Mme Beaupré (Francine): Ceux qui n'ont pas de difficulté en alphabétisation, majoritairement, je dirais, ne savent pas, ne saisissent pas et ne pensent pas que ça existe. On est en 2002. Voyons, les analphabètes! ça ne se peut pas. On se fait dire ça à la journée longue. Quand on est assis avec des amis et on parle de ce qu'on fait: Bien voyons! En alphabétisation, voyons donc! Ils viennent vous dire: Ils ne connaissent pas leur alphabet? L'école est obligatoire jusqu'à l'âge de 16 ans, etc. Les gens, peut-être par un manque de force aussi gouvernementale... Ça aussi, on le demande depuis longtemps, de le dire vraiment que c'est un fait, ça existe. On en a un peu plus ces temps-ci, là. Mais les gens, majoritairement, un coup qu'ils sont convaincus que ça existe et qu'ils le voient et qu'ils disent: Ah oui, même mon voisin, va donc... Puis ce n'est pas rien que des personnes de 75 ans puis des personnes de 65 ans, il y a des jeunes de 16 ans chez nous puis qui, donc, ont des difficultés énormes avec la lecture et l'écriture. Un coup que les gens qui sont alphabétisés, eux autres, voient ça, ils viennent très conscientisés, puis ceux qui se sentent concernés viennent aidants pour nous. Ils veulent nous soutenir, ceux qui le peuvent, ceux qui en ont les moyens. Donc...

Le Président (M. Labbé): Excusez, madame. Alors, M. le député de Maskinongé, il vous reste une minute trente.

M. Désilets: Non. C'est beau. Moi, c'est correct.

Le Président (M. Labbé): C'est complet?

M. Désilets: À moins que vous vouliez rajouter un petit mot?

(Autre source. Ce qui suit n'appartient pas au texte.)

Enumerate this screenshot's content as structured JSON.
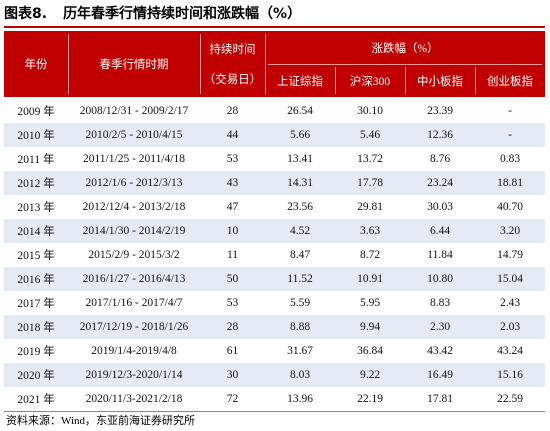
{
  "header": {
    "label": "图表8.",
    "title": "历年春季行情持续时间和涨跌幅（%）"
  },
  "table": {
    "columns": [
      "年份",
      "春季行情时期",
      "持续时间",
      "（交易日）",
      "涨跌幅（%）"
    ],
    "subcolumns": [
      "上证综指",
      "沪深300",
      "中小板指",
      "创业板指"
    ],
    "rows": [
      [
        "2009 年",
        "2008/12/31 - 2009/2/17",
        "28",
        "26.54",
        "30.10",
        "23.39",
        "-"
      ],
      [
        "2010 年",
        "2010/2/5 - 2010/4/15",
        "44",
        "5.66",
        "5.46",
        "12.36",
        "-"
      ],
      [
        "2011 年",
        "2011/1/25 - 2011/4/18",
        "53",
        "13.41",
        "13.72",
        "8.76",
        "0.83"
      ],
      [
        "2012 年",
        "2012/1/6 - 2012/3/13",
        "43",
        "14.31",
        "17.78",
        "23.24",
        "18.81"
      ],
      [
        "2013 年",
        "2012/12/4 - 2013/2/18",
        "47",
        "23.56",
        "29.81",
        "30.03",
        "40.70"
      ],
      [
        "2014 年",
        "2014/1/30 - 2014/2/19",
        "10",
        "4.52",
        "3.63",
        "6.44",
        "3.20"
      ],
      [
        "2015 年",
        "2015/2/9 - 2015/3/2",
        "11",
        "8.47",
        "8.72",
        "11.84",
        "14.79"
      ],
      [
        "2016 年",
        "2016/1/27 - 2016/4/13",
        "50",
        "11.52",
        "10.91",
        "10.80",
        "15.04"
      ],
      [
        "2017 年",
        "2017/1/16 - 2017/4/7",
        "53",
        "5.59",
        "5.95",
        "8.83",
        "2.43"
      ],
      [
        "2018 年",
        "2017/12/19 - 2018/1/26",
        "28",
        "8.88",
        "9.94",
        "2.30",
        "2.03"
      ],
      [
        "2019 年",
        "2019/1/4-2019/4/8",
        "61",
        "31.67",
        "36.84",
        "43.42",
        "43.24"
      ],
      [
        "2020 年",
        "2019/12/3-2020/1/14",
        "30",
        "8.03",
        "9.22",
        "16.49",
        "15.16"
      ],
      [
        "2021 年",
        "2020/11/3-2021/2/18",
        "72",
        "13.96",
        "22.19",
        "17.81",
        "22.59"
      ]
    ]
  },
  "source": "资料来源：Wind，东亚前海证券研究所"
}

Le Président (M. Labbé): Oui, Mme Pointel, vous aviez un commentaire?

Mme Pointel (Rachel): Oui. Je pourrais rajouter que, au niveau des personnes alphabétisées, il y a quelque chose d'important à faire. C'est comme pour la lutte à la pauvreté, la lutte à l'analphabétisme passe par détruire les préjugés, les préjugés que les gens ont sur les personnes analphabètes, sur les personnes en situation de pauvreté. Donc, il y a une grande sensibilisation du public à faire à ce niveau-là.

Le Président (M. Labbé): Excellente remarque, madame. Alors, sans plus tarder, je cède maintenant la parole au porte-parole de l'opposition officielle, le député de Laurier-Dorion.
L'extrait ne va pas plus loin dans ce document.